Thursday, June 03, 2010

Mumford & Sons: The Concert

So, after that debate, I decided to go the concert. I mean, the people might be onto something right?

And oh - were they ever.

It was an unbelievable show. One that I'm pretty sure I'll always remember.

The day was pretty much "Mumford" from start to finish. It began with Lavonne and I rushing downtown to catch the FREE "Mum's the word" show in the Yaletown outside. It felt like the Olympics again - being out in the street and taking in a free concert. We sang along with hundreds of strangers outside in the open air and it was delightful. The funniest moment had to be when they asked "Who's coming to the show tonight" and only us four girls cheered. Then, we got booed, by probably about 600 people. Yikes. We had some coveted tickets I suppose.

So, we decided to carry this enthusiasm into the evening, and we ended up being in the first 10 people in line. I don't think I have ever done that in my life. We waited outside for so long, that we even made friends with our line-mates. Something amazing happens though when you're at the front of the line - you get to stand wherever you want. So, of course we picked front and centre, and we were an arm's length away from the band.

And then we sang. We sang lyrics rich with meaning and inference. Me and hundreds of strangers (including my new line-friends standing next to me). We sang lyrics like these ones:

Love it will not betray you
Dismay or enslave you, it will set you free
Be more like the man you were made to be
There is a design, an alignment, a cry
Of my heart to see,
The beauty of love as it was made to be

It's difficult to describe - the feeling you get when you experience this kind of solidarity. The depth of lyrics (and the blatant Shakespeare references) were fantastic. Sort of like thousands of people singing "40" at the end of the U2 Vertigo concert. You're standing there wondering - are all these people really singing Psalm 40? Something about it always fills me with awe.

And that is why, in spite of my aching feet and my lack of sleep, I will continue to go to concerts. They're just something about seeing it live.

Waiting for the show to began, and our new friend Chase. He was nice to us after everyone booed us.

Mumford playing outside. A few people came.

There was a lot of standing, walking and waiting. I gave up and sat on the floor.
Pretty Rock n' Roll right?

So we were really close. No zoom required for this shot.

See what I mean?

Bonnie even touched a stage guitar! And took all these fantastic pictures. Thanks Bonnie!

If you haven't heard them yet - go take a listen. I'll even burn you a CD if you ask. Everyone should have some Mumford for the drive home.

Wednesday, June 02, 2010


So I've been thinking a lot about listening lately. More specifically the art of listening to someone when they give you "input" on some situation in your life.
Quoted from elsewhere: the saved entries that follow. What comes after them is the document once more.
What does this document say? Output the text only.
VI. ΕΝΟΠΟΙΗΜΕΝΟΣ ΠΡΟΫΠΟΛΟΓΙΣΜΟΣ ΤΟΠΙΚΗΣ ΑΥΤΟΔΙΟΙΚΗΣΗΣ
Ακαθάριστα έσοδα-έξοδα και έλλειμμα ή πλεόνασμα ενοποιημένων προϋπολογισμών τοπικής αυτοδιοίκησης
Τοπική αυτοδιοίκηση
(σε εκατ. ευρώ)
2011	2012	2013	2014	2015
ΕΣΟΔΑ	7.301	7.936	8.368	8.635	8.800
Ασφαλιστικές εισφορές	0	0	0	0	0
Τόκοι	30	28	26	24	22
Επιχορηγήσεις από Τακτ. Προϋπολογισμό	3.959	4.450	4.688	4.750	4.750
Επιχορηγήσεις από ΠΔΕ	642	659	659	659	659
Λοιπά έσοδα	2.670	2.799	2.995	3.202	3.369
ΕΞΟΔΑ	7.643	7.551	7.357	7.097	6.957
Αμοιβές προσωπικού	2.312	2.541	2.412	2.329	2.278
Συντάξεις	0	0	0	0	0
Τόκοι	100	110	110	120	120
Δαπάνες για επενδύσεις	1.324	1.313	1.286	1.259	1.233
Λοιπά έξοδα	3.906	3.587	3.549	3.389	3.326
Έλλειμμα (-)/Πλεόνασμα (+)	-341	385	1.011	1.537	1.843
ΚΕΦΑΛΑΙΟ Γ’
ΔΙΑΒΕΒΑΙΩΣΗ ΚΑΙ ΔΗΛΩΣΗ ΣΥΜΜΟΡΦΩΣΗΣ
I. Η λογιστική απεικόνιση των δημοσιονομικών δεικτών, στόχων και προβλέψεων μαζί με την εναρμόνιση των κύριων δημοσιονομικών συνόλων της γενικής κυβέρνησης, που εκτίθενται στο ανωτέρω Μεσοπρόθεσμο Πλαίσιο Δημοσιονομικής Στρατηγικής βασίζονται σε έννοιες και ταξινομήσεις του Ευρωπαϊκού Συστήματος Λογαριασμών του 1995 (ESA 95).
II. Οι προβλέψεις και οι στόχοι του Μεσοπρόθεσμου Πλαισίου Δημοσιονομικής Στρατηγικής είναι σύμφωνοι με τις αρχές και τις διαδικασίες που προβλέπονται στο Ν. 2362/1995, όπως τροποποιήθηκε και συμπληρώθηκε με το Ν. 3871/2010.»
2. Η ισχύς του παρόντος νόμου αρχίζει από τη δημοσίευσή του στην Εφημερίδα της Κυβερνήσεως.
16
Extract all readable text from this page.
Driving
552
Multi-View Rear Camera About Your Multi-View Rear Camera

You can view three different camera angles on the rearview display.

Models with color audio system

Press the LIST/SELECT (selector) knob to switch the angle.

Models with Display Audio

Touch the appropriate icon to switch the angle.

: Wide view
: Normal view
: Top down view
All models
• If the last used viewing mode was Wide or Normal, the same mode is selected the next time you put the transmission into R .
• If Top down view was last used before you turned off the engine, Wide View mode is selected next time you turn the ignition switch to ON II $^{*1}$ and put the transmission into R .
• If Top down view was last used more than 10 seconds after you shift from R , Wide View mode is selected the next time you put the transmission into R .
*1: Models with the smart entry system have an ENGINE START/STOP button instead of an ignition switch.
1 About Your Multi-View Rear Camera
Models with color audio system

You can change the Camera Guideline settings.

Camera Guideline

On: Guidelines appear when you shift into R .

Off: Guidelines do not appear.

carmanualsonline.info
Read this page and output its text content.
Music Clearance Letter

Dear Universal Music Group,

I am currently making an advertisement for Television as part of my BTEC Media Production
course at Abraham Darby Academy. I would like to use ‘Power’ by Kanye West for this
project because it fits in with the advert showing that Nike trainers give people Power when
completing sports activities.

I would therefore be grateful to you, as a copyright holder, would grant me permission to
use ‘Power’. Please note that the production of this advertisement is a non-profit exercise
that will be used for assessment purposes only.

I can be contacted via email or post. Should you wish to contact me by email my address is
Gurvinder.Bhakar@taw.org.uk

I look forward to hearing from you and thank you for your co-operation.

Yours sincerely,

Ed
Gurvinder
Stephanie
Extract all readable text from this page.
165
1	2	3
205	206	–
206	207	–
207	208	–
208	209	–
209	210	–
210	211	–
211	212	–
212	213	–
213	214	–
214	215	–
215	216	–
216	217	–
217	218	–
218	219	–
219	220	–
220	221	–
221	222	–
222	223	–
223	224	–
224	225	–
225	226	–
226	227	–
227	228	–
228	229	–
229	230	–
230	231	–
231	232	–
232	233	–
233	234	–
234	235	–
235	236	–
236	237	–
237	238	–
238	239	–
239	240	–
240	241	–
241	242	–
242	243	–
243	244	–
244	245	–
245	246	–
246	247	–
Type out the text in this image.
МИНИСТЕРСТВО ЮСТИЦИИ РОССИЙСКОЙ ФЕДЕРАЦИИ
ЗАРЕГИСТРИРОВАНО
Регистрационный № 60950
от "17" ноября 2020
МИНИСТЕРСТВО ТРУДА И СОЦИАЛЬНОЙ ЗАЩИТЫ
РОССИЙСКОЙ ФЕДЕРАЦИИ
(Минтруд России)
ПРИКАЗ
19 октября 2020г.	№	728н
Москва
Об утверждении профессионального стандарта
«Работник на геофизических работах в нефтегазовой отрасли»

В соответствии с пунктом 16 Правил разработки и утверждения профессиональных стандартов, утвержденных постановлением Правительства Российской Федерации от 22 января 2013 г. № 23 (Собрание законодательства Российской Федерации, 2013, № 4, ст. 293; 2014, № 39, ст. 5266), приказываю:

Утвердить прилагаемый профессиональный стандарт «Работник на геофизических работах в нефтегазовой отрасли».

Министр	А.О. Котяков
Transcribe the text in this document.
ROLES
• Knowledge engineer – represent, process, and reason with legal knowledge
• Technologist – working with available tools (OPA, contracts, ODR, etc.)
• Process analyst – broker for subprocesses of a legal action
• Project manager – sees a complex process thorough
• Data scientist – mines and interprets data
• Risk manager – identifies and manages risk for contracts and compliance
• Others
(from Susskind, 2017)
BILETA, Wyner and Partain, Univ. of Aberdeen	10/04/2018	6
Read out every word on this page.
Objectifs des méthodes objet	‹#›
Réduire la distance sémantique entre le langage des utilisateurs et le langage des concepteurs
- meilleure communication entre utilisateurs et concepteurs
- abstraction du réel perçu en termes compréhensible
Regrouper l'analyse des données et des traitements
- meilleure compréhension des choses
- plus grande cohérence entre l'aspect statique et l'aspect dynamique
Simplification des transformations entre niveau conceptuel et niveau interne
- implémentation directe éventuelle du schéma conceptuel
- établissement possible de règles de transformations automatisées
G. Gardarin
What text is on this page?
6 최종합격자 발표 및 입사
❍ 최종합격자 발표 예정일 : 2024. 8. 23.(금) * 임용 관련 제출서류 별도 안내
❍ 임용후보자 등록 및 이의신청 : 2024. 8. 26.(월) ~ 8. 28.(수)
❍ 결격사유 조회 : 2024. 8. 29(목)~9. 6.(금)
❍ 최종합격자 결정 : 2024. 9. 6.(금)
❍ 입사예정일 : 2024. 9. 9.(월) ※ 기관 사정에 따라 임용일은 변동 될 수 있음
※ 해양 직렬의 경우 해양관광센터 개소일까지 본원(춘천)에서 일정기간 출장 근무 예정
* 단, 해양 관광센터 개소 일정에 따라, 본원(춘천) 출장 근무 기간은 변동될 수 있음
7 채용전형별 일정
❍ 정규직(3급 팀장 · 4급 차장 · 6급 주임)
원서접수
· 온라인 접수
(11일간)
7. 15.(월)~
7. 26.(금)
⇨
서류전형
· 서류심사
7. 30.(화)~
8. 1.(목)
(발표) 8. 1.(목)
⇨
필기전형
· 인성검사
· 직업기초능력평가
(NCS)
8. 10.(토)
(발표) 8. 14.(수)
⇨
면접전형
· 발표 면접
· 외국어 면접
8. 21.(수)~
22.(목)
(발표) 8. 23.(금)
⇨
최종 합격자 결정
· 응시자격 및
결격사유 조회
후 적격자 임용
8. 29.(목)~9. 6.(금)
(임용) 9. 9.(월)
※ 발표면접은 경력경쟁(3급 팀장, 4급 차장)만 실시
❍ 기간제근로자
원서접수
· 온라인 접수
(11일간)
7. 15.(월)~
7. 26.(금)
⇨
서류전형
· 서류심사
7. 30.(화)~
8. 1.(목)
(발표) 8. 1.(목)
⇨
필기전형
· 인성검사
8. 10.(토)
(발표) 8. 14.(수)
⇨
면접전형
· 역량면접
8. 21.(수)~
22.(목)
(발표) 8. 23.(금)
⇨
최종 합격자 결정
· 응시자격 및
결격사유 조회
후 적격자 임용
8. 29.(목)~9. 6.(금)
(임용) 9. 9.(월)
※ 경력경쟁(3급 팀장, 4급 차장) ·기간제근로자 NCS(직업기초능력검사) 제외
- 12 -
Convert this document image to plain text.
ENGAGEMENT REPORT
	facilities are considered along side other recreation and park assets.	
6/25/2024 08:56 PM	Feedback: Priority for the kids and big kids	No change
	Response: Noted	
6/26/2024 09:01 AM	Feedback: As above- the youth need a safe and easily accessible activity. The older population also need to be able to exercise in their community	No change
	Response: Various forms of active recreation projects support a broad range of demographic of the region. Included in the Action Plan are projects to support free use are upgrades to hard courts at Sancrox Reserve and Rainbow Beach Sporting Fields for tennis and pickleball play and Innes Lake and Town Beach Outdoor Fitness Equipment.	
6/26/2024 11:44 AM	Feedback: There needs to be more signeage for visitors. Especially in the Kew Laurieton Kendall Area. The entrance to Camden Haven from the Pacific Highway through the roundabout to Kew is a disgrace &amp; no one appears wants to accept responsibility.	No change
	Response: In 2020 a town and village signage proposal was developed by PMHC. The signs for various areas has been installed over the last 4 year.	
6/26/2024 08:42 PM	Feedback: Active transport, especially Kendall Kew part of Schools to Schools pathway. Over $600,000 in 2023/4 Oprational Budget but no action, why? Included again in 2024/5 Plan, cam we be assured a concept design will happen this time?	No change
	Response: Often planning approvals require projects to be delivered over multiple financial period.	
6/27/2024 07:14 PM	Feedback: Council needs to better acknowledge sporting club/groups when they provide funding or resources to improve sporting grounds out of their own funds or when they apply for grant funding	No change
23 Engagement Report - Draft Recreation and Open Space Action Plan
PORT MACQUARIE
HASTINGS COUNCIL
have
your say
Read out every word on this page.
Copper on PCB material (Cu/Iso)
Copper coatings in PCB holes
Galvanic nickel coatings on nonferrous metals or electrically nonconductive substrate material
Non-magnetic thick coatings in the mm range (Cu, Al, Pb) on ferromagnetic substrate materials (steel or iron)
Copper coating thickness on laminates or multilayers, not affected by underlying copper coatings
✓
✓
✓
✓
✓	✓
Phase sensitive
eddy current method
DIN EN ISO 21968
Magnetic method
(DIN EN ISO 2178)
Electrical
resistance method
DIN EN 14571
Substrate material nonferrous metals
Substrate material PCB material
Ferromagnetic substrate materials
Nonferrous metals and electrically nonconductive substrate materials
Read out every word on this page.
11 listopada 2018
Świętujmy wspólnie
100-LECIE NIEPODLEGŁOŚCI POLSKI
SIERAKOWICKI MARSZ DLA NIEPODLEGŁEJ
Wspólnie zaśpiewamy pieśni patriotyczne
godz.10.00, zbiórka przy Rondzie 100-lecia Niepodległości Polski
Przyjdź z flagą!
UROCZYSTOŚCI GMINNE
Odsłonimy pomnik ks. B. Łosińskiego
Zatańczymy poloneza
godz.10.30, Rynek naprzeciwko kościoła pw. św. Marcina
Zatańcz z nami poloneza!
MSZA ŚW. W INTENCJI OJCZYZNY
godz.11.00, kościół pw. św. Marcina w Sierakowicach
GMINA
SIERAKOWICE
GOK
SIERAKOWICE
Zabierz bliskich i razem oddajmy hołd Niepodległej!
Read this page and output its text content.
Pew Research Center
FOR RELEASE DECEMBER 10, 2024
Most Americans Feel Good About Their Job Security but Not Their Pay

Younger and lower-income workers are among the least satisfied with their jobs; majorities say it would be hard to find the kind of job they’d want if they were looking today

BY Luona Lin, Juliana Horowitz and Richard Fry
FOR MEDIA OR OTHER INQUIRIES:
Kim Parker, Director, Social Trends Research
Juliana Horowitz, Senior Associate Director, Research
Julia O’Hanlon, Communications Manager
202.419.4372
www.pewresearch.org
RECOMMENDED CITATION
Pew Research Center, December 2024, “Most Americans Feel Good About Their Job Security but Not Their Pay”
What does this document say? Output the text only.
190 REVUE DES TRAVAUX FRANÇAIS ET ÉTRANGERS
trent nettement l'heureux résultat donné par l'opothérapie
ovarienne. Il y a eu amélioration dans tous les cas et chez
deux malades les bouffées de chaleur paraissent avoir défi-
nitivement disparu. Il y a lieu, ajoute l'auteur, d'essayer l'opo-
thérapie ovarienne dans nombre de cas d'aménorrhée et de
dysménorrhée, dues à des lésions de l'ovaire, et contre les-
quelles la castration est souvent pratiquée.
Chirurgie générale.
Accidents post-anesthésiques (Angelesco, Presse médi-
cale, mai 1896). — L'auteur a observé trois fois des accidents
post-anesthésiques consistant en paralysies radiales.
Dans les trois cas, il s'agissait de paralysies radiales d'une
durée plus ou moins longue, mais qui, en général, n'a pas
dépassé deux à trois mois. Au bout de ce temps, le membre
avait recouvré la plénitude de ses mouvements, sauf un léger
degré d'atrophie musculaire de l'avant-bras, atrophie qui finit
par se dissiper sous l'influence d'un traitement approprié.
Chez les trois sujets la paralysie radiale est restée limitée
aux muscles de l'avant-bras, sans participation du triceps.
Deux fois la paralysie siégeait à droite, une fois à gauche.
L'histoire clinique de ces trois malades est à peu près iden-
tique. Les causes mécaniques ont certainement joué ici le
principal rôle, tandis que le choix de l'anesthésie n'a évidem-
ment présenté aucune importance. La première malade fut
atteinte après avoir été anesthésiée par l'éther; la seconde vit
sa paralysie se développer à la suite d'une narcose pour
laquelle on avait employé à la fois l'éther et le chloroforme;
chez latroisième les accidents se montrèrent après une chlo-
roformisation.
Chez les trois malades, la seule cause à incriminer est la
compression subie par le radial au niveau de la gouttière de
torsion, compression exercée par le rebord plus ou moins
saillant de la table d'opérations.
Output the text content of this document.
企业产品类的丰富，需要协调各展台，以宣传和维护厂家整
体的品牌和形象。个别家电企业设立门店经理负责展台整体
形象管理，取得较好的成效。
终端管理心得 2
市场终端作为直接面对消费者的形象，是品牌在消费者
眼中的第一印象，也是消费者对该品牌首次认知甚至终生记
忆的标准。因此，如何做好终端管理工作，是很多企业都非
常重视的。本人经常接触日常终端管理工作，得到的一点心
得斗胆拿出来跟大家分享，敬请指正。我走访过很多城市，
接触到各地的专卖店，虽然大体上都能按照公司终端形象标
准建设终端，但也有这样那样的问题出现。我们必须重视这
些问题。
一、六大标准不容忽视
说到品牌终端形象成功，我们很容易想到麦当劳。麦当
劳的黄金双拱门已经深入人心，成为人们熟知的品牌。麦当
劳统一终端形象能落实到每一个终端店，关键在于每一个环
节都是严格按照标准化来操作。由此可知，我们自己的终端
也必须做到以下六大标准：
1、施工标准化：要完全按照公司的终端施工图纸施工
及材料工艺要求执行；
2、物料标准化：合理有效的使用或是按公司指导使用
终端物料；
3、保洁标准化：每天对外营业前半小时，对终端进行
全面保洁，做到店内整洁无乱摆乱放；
Matt was telling me the other day about a friend who "wouldn't listen to what anyone had to say to her, she was just going to do what she wanted either way". And it was funny, my first response was "well, wouldn't you?" or "wouldn't I?". And then it started this bigger conversation, where I started to ask people - "who do you actually listen to? and why?". It seemed like the common demoninator was often that we listened to people who had been through the same things as us, and that we trusted. But not necessarily. For example, our parents might have been through something and we may "trust" them, but we still don't want to hear their opinion. We want to act for ourselves.

And the more I talked about it, I wondered - is this our generation? Were our parents more willing to say "no, that's wrong, don't do that" (for better or worse sometimes) Are we too afraid? Have we reacted to them and gone too far in the other direction? Will we never say it? When I talk to a friend, I often hold back some of my thoughts if I think they sound "judgemental" in my head. I don't want to be that person. I want to show my friends I love them no matter what.

Sometimes, I think that is right course of action. You can hear in their voice - they have been judged, or hurt by a lot of "do's and don'ts" thrown at them by parents, or friends, or whoever. And you are just there to listen and love them.

But other times, I am not so sure. I wonder - should I have said (in love and with a lot of caveats) that I was worried abut them? But would it make a difference? Or would it just lead to friendships ending because we hate hearing this kind of stuff. I have to admit that I tend to spend more time with those that agree with me.

These are just some thoughts - spinning my head, and I just wondered what you thought - if you think we're all like this, or if you think you can take it. I know - sort an intense post. I'll try to make the next one lighter - perhaps about the Bestseller I just finished. Yep, it's true.